Барон оставался непреклонным, ни один мускул в его лице не дрогнул. С полным хладнокровием он шаг за шагом вел своего противника к совершенной утрате самообладания.
– Так вот твоя месть! – презрительно сказал он. – Ты двадцать лет медлил нанести удар. Пока я стоял на высоте власти, ты не отважился задеть меня. Разумеется, легче напасть на человека, которому грозит падение. Винтерфельд был по крайней мере честным противником. Он открыто вызвал меня на бой. Ты же предпочел ранить меня из засады, воспользовавшись для нанесения удара чужими руками. Ты, не задумываясь, дал полицмейстеру и печать и оружие против меня, а для того, чтобы померяться оружием со мной, который должен отомстить за оскорбление, у тебя не хватило мужества. Правду сказать, Рудольф, я не считал тебя способным на такую низость и подлость…
– Довольно! – задыхаясь, перебил его Бруннов. – Я принимаю твой вызов.
Доктор коротко и тяжело дышал, побледнев как смерть и дрожа всем телом, он оперся на спинку ближайшего стула. В глазах барона мелькнуло что-то вроде сострадания при виде страшно взволнованного человека, которого он поставил лицом к лицу с таким ужасным выбором, но голос нисколько не выдал его чувств, когда он снова заговорил:
– Хорошо! Я попрошу полковника Вильтена, коменданта здешнего гарнизона, быть моим секундантом; он обо всем условится с тем, кого ты выберешь.
Бруннов только кивнул головой в знак согласия. Барон взял со стола свою шляпу и еще раз обратился к бывшему другу:
– Еще одно слово, Рудольф! Дело это для меня важнее жизни, и я надеюсь, что из дуэли ты не сделаешь пустой комедии. Ты, пожалуй, был бы в состоянии выстрелить в воздух. Не вынуждай меня повторять перед свидетелями то, что я только что сказал тебе. Даю тебе слово, что я так и сделаю, если ты намеренно промахнешься.
Бруннов вскочил с места, и в его глазах загорелась ненависть.
– Будь покоен! – ответил он. – То, что ты сейчас заставил меня выслушать, убило последние остатки воспоминаний юности. Ты прав: между нами возможен только бой не на жизнь, а на смерть. Я тоже умею мстить за оскорбление!
С минуту они смотрели друг на друга; они говорили без слов, но их безмолвные речи были ужасны. Затем Равен повернулся, намереваясь уйти.
– Итак, до завтра! Теперь я пойду, отыщу полковника.
ГЛАВА XX
Было послеобеденное время. Барон Равен сидел за письменным столом, просматривая бумаги. Все распоряжения относительно завещания были окончены, но оставалось еще многим распорядиться. Полковник Вильтен с готовностью предоставил себя в распоряжение барона. Его тяготили установившиеся между ними холодные и принужденные отношения, поэтому он с радостью ухватился за первую возможность оказать услугу Равену и обещал распорядиться всем необходимым для назначенной на следующий день дуэли.

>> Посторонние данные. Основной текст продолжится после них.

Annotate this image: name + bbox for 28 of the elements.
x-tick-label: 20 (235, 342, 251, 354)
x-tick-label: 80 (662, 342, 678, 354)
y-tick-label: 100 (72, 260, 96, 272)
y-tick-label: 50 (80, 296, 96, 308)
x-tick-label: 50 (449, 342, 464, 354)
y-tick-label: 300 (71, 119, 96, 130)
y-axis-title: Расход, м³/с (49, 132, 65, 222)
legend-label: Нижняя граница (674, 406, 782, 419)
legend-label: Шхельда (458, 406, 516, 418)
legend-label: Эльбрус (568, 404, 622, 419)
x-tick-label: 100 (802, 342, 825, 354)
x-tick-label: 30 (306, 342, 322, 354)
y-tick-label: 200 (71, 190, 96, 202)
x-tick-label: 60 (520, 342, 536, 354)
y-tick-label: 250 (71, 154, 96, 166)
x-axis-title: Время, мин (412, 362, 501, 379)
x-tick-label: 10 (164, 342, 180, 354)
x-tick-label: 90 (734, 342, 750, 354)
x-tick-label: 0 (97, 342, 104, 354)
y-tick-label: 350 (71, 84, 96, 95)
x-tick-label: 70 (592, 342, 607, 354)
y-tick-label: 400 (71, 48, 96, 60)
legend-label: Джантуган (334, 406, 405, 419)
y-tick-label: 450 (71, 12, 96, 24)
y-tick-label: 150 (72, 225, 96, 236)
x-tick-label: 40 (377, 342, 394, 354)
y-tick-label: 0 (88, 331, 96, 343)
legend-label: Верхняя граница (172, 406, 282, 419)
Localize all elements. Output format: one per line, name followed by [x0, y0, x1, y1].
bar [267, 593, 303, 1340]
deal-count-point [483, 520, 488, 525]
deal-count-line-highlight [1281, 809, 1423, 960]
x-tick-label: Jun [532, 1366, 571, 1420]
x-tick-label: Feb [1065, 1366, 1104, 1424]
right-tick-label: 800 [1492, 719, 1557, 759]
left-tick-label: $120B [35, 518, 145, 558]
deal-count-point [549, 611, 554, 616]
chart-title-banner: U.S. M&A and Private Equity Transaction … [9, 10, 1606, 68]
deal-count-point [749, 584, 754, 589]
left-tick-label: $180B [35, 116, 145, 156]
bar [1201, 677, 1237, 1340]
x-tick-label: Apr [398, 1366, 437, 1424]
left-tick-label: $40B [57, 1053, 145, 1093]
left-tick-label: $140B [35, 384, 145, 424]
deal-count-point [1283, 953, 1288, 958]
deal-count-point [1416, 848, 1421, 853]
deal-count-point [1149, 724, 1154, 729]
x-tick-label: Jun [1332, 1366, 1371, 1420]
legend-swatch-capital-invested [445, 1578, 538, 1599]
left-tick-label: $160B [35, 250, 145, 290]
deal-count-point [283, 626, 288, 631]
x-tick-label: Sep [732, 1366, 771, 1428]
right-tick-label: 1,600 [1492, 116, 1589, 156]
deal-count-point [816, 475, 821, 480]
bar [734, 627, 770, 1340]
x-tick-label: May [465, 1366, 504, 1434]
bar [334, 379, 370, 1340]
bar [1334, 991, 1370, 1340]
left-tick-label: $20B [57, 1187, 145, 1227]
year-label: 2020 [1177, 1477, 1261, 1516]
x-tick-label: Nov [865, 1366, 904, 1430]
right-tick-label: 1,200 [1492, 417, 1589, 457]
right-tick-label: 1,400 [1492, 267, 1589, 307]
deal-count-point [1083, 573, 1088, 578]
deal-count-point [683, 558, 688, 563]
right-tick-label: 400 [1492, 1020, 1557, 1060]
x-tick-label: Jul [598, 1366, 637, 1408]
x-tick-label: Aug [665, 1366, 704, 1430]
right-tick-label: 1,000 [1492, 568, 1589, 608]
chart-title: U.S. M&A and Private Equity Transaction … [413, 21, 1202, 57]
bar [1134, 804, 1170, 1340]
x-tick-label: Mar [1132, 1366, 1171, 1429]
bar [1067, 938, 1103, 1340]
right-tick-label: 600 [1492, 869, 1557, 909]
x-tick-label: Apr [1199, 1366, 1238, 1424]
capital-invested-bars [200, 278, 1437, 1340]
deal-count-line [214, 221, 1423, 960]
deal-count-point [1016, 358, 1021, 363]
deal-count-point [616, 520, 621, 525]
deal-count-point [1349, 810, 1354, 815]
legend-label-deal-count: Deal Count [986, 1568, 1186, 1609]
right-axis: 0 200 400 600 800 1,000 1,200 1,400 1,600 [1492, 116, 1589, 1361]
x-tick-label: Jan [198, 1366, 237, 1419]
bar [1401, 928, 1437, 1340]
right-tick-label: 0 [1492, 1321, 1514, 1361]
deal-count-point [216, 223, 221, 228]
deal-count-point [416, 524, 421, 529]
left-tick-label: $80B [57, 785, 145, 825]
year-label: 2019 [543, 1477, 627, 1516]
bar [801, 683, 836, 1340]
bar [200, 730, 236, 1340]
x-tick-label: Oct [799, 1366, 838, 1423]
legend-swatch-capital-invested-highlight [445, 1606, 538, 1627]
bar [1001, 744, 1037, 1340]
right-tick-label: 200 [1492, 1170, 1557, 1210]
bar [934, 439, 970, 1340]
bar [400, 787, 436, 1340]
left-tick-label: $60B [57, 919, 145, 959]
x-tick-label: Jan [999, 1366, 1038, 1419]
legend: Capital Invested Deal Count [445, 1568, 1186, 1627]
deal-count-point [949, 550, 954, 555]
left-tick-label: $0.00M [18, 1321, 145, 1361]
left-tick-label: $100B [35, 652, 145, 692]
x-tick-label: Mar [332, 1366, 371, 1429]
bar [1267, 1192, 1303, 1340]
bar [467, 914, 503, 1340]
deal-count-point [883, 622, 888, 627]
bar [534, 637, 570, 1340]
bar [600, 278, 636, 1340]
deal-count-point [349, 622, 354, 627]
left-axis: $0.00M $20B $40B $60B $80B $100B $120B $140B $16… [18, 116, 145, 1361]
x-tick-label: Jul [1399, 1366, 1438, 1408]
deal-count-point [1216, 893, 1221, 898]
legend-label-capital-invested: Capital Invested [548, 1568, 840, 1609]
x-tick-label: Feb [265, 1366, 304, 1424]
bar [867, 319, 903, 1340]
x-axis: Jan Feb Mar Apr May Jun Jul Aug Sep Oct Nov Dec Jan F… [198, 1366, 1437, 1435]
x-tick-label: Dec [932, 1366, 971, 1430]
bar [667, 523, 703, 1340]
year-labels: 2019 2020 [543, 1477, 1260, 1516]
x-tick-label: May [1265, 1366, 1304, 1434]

Равен только что закончил письмо и надписал адрес: «Доктору Рудольфу Бруннову». Складка на его лбу стала еще глубже.
– Я не могу избавить тебя от этого, Рудольф, – тихо произнес он. – Ты никогда не примиришься с несчастным часом, когда мы должны будем стать друг против друга с оружием в руках, но другого исхода нет.
Он отложил письмо и снова взялся за перо, но прошло несколько минут, прежде чем он написал первые строки, потом остановился и снова начал писать, опять остановился и наконец разорвал листок. К чему прощаться? Каждое его слово дышало горечью, и письмо могло стать вечным укором для той, которой оно предназначалось.
Барон отбросил перо и опустил голову на руки. Он не напрасно боялся той минуты, когда единственное чувство, которое он старался схоронить в глубине души, снова всплывет наружу. Ему удавалось казаться спокойным в течение последних часов, хотя ненависть, негодование и оскорбленная гордость рвали его душу на части. Строгая педантичность и теперь не покидала его. Все уже было приведено в порядок, все кончено, кроме одного, и это «одно» пробудилось с прежней неотразимой силой.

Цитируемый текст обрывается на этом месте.